The first entry from Aug. 2005 has been revised considerably. Additional infrared data involving states v₂ = 2 and 3 as well as v₃ = 1 and v₁ = 1 were included along with additional pure rotational data pertaining to v₂ = 2 and 3 as well as v₃ = 1. All these data were subjected to one combined fit.
Pure rotational transition frequencies for v = 0 and v₂ = 1 were taken from
(1) U. Fuchs, S. Brünken, G. W. Fuchs, S. Thorwirth, V. Ahrens, F. Lewen, S. Urban, T. Giesen, G. Winnewisser, 2004, Z. Naturforsch., 59a, 861.

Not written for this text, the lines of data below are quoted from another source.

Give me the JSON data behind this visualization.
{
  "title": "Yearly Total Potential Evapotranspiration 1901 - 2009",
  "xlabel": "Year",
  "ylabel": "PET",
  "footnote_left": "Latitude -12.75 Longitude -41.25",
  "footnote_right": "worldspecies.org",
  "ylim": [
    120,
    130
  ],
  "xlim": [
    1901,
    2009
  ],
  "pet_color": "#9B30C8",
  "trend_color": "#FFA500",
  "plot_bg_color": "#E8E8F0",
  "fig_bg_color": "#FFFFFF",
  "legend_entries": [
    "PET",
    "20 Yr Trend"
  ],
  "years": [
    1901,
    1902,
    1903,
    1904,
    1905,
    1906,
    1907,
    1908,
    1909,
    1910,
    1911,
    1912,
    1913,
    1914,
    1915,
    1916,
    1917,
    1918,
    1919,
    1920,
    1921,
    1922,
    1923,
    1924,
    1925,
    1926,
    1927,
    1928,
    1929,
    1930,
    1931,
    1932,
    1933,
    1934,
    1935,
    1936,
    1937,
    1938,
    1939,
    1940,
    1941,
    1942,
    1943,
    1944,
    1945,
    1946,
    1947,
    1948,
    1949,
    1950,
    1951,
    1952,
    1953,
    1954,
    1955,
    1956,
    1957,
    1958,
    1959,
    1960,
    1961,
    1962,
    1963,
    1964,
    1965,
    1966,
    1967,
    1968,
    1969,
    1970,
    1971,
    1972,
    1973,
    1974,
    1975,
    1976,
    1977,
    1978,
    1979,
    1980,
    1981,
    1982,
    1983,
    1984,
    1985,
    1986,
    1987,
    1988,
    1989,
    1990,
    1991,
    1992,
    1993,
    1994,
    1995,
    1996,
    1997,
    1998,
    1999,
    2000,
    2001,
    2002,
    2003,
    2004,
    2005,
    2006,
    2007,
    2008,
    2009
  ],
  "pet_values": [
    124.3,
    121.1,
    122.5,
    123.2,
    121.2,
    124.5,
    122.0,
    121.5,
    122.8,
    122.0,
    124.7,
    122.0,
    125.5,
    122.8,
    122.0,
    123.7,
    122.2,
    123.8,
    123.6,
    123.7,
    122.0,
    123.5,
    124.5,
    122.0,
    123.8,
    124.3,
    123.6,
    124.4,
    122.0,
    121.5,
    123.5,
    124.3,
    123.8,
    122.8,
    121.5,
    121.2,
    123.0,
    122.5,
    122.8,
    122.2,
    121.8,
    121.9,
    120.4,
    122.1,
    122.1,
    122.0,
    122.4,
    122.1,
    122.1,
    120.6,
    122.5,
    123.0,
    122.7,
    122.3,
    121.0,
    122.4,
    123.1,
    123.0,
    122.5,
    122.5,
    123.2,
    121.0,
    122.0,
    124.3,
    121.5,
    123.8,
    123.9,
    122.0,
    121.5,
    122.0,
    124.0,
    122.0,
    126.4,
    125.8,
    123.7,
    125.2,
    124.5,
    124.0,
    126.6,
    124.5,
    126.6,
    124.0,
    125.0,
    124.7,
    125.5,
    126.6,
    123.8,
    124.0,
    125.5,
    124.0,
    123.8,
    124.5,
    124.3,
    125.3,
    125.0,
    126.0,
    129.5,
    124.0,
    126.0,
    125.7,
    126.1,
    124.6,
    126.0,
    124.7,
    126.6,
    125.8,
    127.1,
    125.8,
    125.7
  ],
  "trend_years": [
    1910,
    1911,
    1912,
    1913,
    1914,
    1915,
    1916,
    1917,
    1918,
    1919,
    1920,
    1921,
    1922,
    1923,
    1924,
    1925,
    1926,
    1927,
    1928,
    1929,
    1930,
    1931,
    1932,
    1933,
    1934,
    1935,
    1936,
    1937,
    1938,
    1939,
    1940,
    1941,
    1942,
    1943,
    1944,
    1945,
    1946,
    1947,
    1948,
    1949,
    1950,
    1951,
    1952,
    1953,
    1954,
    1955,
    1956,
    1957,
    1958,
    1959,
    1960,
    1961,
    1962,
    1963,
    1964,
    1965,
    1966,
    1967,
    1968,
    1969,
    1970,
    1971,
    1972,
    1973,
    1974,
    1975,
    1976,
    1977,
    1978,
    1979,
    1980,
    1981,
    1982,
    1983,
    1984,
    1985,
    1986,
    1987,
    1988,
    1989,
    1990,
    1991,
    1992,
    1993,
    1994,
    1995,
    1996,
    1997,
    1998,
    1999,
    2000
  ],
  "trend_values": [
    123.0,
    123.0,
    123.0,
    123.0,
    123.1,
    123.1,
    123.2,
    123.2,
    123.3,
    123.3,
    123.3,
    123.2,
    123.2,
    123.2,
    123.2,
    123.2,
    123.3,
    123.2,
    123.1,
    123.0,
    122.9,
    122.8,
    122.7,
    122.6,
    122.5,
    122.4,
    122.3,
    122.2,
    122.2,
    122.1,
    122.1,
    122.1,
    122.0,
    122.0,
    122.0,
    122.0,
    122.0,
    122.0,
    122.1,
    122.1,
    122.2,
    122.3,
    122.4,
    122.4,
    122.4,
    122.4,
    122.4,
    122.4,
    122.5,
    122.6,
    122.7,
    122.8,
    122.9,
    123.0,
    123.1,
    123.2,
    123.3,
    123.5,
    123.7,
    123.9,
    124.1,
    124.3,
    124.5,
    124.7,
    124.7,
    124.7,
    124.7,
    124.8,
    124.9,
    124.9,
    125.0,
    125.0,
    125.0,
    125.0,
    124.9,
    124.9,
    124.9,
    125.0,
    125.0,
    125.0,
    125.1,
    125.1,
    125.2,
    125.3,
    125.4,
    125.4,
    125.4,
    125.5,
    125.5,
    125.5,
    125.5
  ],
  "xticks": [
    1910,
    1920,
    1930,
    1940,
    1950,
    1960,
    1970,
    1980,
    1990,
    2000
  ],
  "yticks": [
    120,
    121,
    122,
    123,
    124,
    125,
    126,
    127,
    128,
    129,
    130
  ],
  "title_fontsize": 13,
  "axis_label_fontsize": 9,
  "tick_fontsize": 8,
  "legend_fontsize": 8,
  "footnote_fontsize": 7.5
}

Additional v = 0 frequencies were publised in
(2) G. Cazzoli, C. Puzzarini, and J. Gauss, 2005, Astrophys. J. Suppl. Ser. 159, 181.
The v₂ = 1 direct-l-type transitions were reported by
(3) M. Winnewisser and J. Vogt, 1978, Z. Naturforsch., 33a, 1323.
Higher vibrational state rotational data were taken from
(4) J. Preusser and A. G. Maki, 1993, J. Mol. Spectrosc. 162, 484.
Finally, extensive infrared data come from
(5) A. G. Maki, G. C. Mellau, S. Klee, M. Winnewisser, and W. Quapp, 2000, J. Mol. Spectrosc. 202, 67.
The main improvement occured in the partition function, which is essentially converged at 300 K and probably still good up to about 500 K. The rotational part is well converged up to 1000 K. The frequencies are also better at higher values of J. Predictions should be reliable throughout, but should be viewed with some caution above 3 THz.
The dipole moment was assumed to agree with that of the main isotopic species, see e027501.cat.
The ¹⁵N hyperfine splitting of about 20.6 kHz (2 : 1 intensity ratio) in the 1 – 0 transition is likely too small to be of relevance in radio-astronomical observations. At higher J, this splitting decreases rapidly towards 13.7 kHz.
The partition function takes into account all vibrational states used in the fit.